Government’s efforts to woo foreign investors are being weighed down by lack of bilateral investments treaties (BITs) with statistics exposing regretful state of affairs, Weekend Nation can reveal.
Out of the seven countries Malawi signed up the BITs with, only Italy is among the top 10 world’s largest economy by gross domestic product (GDP).
Delegates share notes during a previous investment forum
Further, of the signed BITs only three are in force and these are Italy, The Netherlands and Egypt while government is yet to effect the treaties with Brazil, Zimbabwe, Malaysia and Republic of Taiwan.

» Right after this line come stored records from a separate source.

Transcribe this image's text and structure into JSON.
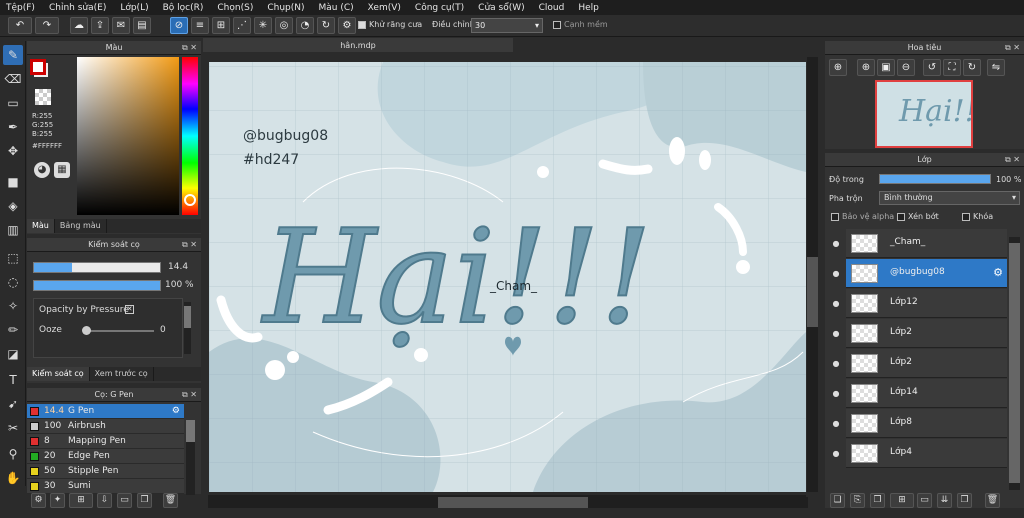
{
  "menu": [
    "Tệp(F)",
    "Chỉnh sửa(E)",
    "Lớp(L)",
    "Bộ lọc(R)",
    "Chọn(S)",
    "Chụp(N)",
    "Màu (C)",
    "Xem(V)",
    "Công cụ(T)",
    "Cửa sổ(W)",
    "Cloud",
    "Help"
  ],
  "toolbar": {
    "antialias_label": "Khử răng cưa",
    "adjust_label": "Điều chỉnh",
    "adjust_value": "30",
    "smooth_label": "Cạnh mềm"
  },
  "color_panel": {
    "title": "Màu",
    "rgb": [
      "R:255",
      "G:255",
      "B:255"
    ],
    "hex": "#FFFFFF",
    "tabs": [
      "Màu",
      "Bảng màu"
    ],
    "primary_color": "#ffffff",
    "secondary_color": "#cc0000"
  },
  "brush_control": {
    "title": "Kiểm soát cọ",
    "size_value": "14.4",
    "size_fraction": 0.3,
    "opacity_value": "100 %",
    "opacity_fraction": 1.0,
    "pressure_label": "Opacity by Pressure",
    "ooze_label": "Ooze",
    "ooze_value": "0",
    "tabs": [
      "Kiểm soát cọ",
      "Xem trước cọ"
    ]
  },
  "brushes": {
    "title": "Cọ: G Pen",
    "items": [
      {
        "size": "14.4",
        "name": "G Pen",
        "color": "#e03030"
      },
      {
        "size": "100",
        "name": "Airbrush",
        "color": "#cccccc"
      },
      {
        "size": "8",
        "name": "Mapping Pen",
        "color": "#e03030"
      },
      {
        "size": "20",
        "name": "Edge Pen",
        "color": "#22aa22"
      },
      {
        "size": "50",
        "name": "Stipple Pen",
        "color": "#e6d21e"
      },
      {
        "size": "30",
        "name": "Sumi",
        "color": "#e6d21e"
      }
    ]
  },
  "canvas": {
    "filename": "hân.mdp",
    "text_handle": "@bugbug08",
    "text_tag": "#hd247",
    "text_main": "Hại!!!",
    "text_cham": "_Cham_"
  },
  "navigator": {
    "title": "Hoa tiêu"
  },
  "layers": {
    "title": "Lớp",
    "opacity_label": "Độ trong",
    "opacity_value": "100 %",
    "opacity_fraction": 1.0,
    "blend_label": "Pha trộn",
    "blend_value": "Bình thường",
    "protect_alpha": "Bảo vệ alpha",
    "clipping": "Xén bớt",
    "lock": "Khóa",
    "items": [
      "_Cham_",
      "@bugbug08",
      "Lớp12",
      "Lớp2",
      "Lớp2",
      "Lớp14",
      "Lớp8",
      "Lớp4"
    ]
  }
}
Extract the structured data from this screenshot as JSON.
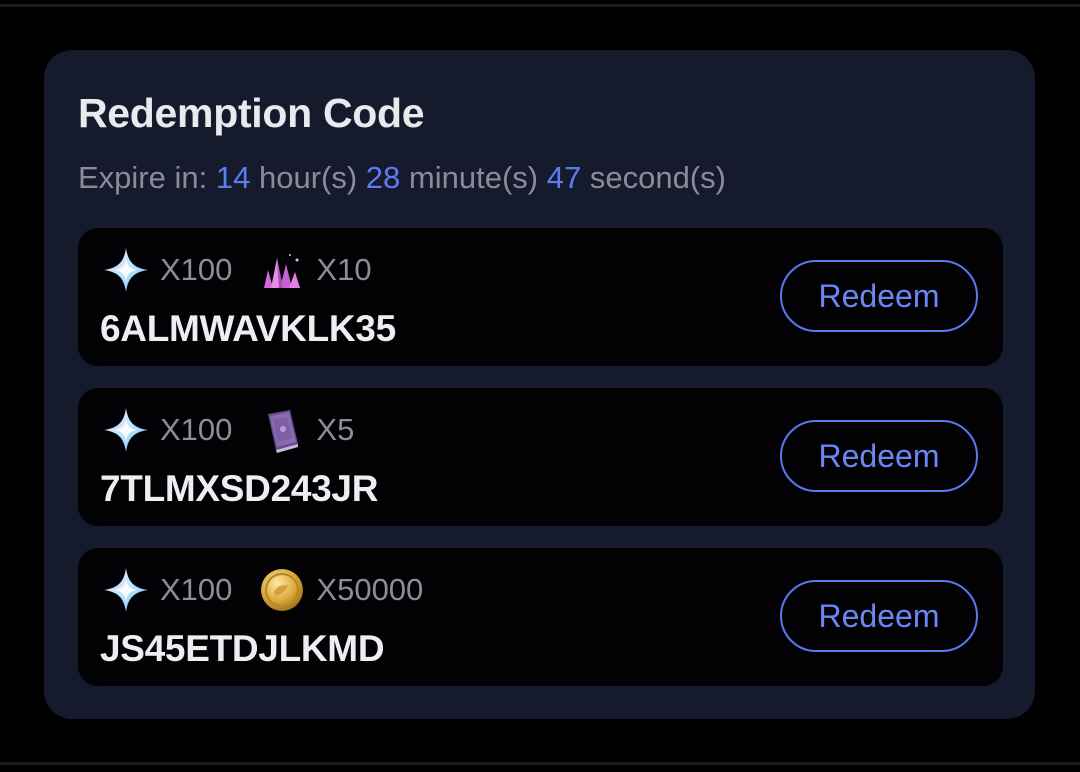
{
  "panel": {
    "title": "Redemption Code",
    "expire": {
      "label": "Expire in:",
      "hours": "14",
      "hours_unit": "hour(s)",
      "minutes": "28",
      "minutes_unit": "minute(s)",
      "seconds": "47",
      "seconds_unit": "second(s)"
    }
  },
  "codes": [
    {
      "rewards": [
        {
          "icon": "star-gem-icon",
          "qty": "X100"
        },
        {
          "icon": "crystal-cluster-icon",
          "qty": "X10"
        }
      ],
      "code": "6ALMWAVKLK35",
      "button_label": "Redeem"
    },
    {
      "rewards": [
        {
          "icon": "star-gem-icon",
          "qty": "X100"
        },
        {
          "icon": "book-icon",
          "qty": "X5"
        }
      ],
      "code": "7TLMXSD243JR",
      "button_label": "Redeem"
    },
    {
      "rewards": [
        {
          "icon": "star-gem-icon",
          "qty": "X100"
        },
        {
          "icon": "gold-coin-icon",
          "qty": "X50000"
        }
      ],
      "code": "JS45ETDJLKMD",
      "button_label": "Redeem"
    }
  ],
  "colors": {
    "background": "#000000",
    "card": "#151a2c",
    "row": "#020204",
    "accent": "#5c7cf0",
    "title_text": "#e9e9ee",
    "muted_text": "#8a8d99"
  }
}
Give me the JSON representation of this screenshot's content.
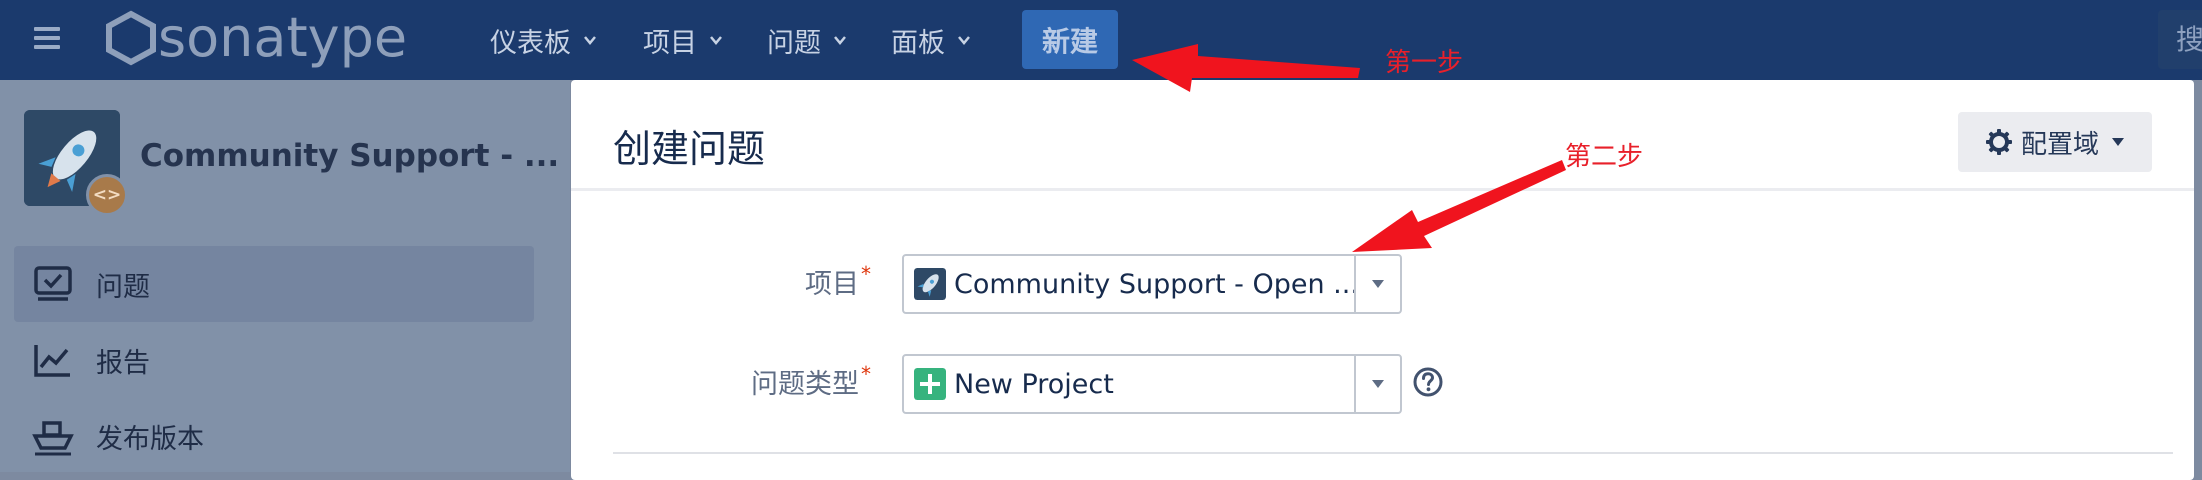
{
  "topbar": {
    "logo_text": "sonatype",
    "nav": [
      {
        "label": "仪表板"
      },
      {
        "label": "项目"
      },
      {
        "label": "问题"
      },
      {
        "label": "面板"
      }
    ],
    "create_label": "新建",
    "search_placeholder": "搜"
  },
  "sidebar": {
    "project_name": "Community Support - ...",
    "project_badge": "<>",
    "items": [
      {
        "label": "问题",
        "active": true
      },
      {
        "label": "报告"
      },
      {
        "label": "发布版本"
      }
    ]
  },
  "modal": {
    "title": "创建问题",
    "config_label": "配置域",
    "fields": [
      {
        "label": "项目",
        "required": "*",
        "value": "Community Support - Open ..."
      },
      {
        "label": "问题类型",
        "required": "*",
        "value": "New Project"
      }
    ]
  },
  "annotations": {
    "step1": "第一步",
    "step2": "第二步",
    "color": "#e8202a"
  },
  "colors": {
    "topbar": "#1b3a6d",
    "create_button": "#2f68b4",
    "modal_bg": "#ffffff",
    "required": "#de350b",
    "issue_type_icon": "#36b37e"
  }
}
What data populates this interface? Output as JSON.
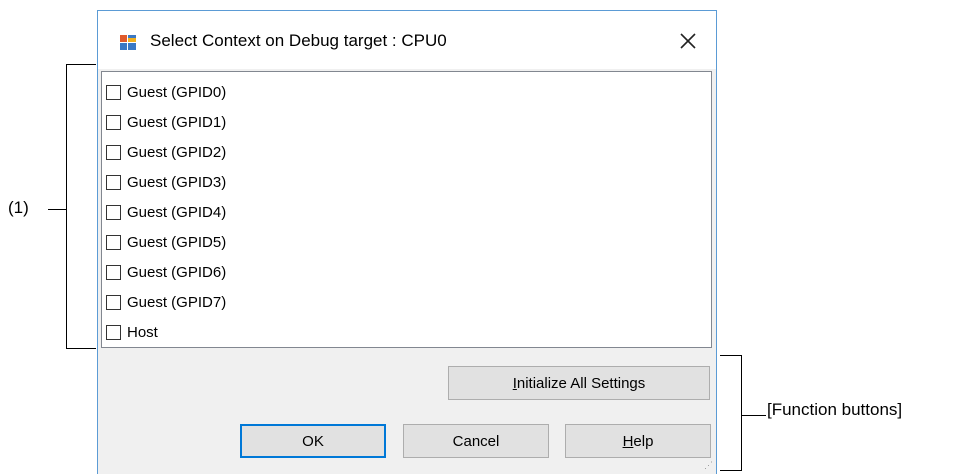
{
  "dialog": {
    "title": "Select Context on Debug target : CPU0",
    "close_icon": "close-icon",
    "title_icon": "window-app-icon"
  },
  "contexts": [
    {
      "label": "Guest (GPID0)",
      "checked": false
    },
    {
      "label": "Guest (GPID1)",
      "checked": false
    },
    {
      "label": "Guest (GPID2)",
      "checked": false
    },
    {
      "label": "Guest (GPID3)",
      "checked": false
    },
    {
      "label": "Guest (GPID4)",
      "checked": false
    },
    {
      "label": "Guest (GPID5)",
      "checked": false
    },
    {
      "label": "Guest (GPID6)",
      "checked": false
    },
    {
      "label": "Guest (GPID7)",
      "checked": false
    },
    {
      "label": "Host",
      "checked": false
    }
  ],
  "buttons": {
    "initialize_mnemonic": "I",
    "initialize_rest": "nitialize All Settings",
    "ok": "OK",
    "cancel": "Cancel",
    "help_mnemonic": "H",
    "help_rest": "elp"
  },
  "annotations": {
    "list_marker": "(1)",
    "function_buttons": "[Function buttons]"
  },
  "colors": {
    "window_border": "#5b9bd5",
    "default_button_border": "#0078d7",
    "dialog_bg": "#f0f0f0"
  }
}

Malawi signed up the International Convention for the Settlement of Investment Disputes (The Washington Convention) on August 23 1996 to attract investment but it has only entered into BITs with Brazil, Italy, The Netherlands, Zimbabwe, Malaysia, Egypt and the Republic of Taiwan to date.
BITs are agreements establishing the terms and conditions for private investment by nationals and companies of one country in another country.
On the other hand, the ICSID is a treaty designed to take account of the special characteristics of international investment disputes and the parties involved, maintaining a careful balance between the interests of investors and host States that entered into force on October 14 1966. It has 165 member States comprising 158 contracting States and seven signatory States.
Governance and policy analyst Mavuto Bamusi in an interview believed government’s failure to put in force the BITs and sign up more treaties is as a result of misplaced priorities.
“BITs are personalised and captured by a few political and business elites who use treaties as channels for amassing personal self wealth. Malawi is only good at signing treaties and bad at implementation. There is inadequate follow up on the BITs after signing,” he observed.
On why government does not have bilateral investment treaties with the world’s largest economies, Bamusi said this was primarily because the country has not invested adequate capacities for negotiating investment treaties with top destination countries.
He also observed that the country’s diplomats in the said countries are mostly appointees placed on political, nepotistic and patronage basis, a development that makes it hard to engage in economic diplomacy by “a bunch of political stooges masquerading as diplomats.”
But in a paper he presented at the Catholic University of Malawi (Cunima) in April this year titled, ‘The Interface between Law, Governance and Development in Malawi,’ Attorney General (AG) Thabo Chakaka-Nyirenda observed that the problem was lack of distinction between investment and trade.
“What has been accepted as investment in the country is not investment but trade,” he noted.
In an interview last week, the AG emphasised that while the country offers a favourable investment environment for foreign investors there was little orno understanding of investment resulting in confusing a trader with an investor.
“As a result we tend to ignore negotiating investment treaties with strategic countries. We also tend not to follow up on issues.”
On his part, economic and investment analyst Fredrick Changaya observed that the less investment treaties the country signed up impact on the country’s investment as participation in global economy is restrained.
While agreeing with the AG on lack of distinction between investment and trade, Changaya observed lack of enforcement of the distinction as another key challenge.
There are no minimum share capital requirements in Malawi. However, government put a minimum investment capital of $50 000 which is a prerequisite for a Malawi Investment Trade Centre (Mitc) investment certificate.
There was no response from the Ministry of Trade and Industry as both the Minister Simplex Chithyola Banda and spokesperson Mayeso Msokera did not attend to our inquiry.
But asked why there is low investment, Mitc assistant public relations officer Nellie Manonga attributed the situation to natural disasters such as cyclones and Covid-19, saying countries were just recovering, “hence investors are more inward looking”.
“Furthermore, the cycolens have disturbed the economic fundamentals, making the economy unstable and less attractive,” she said.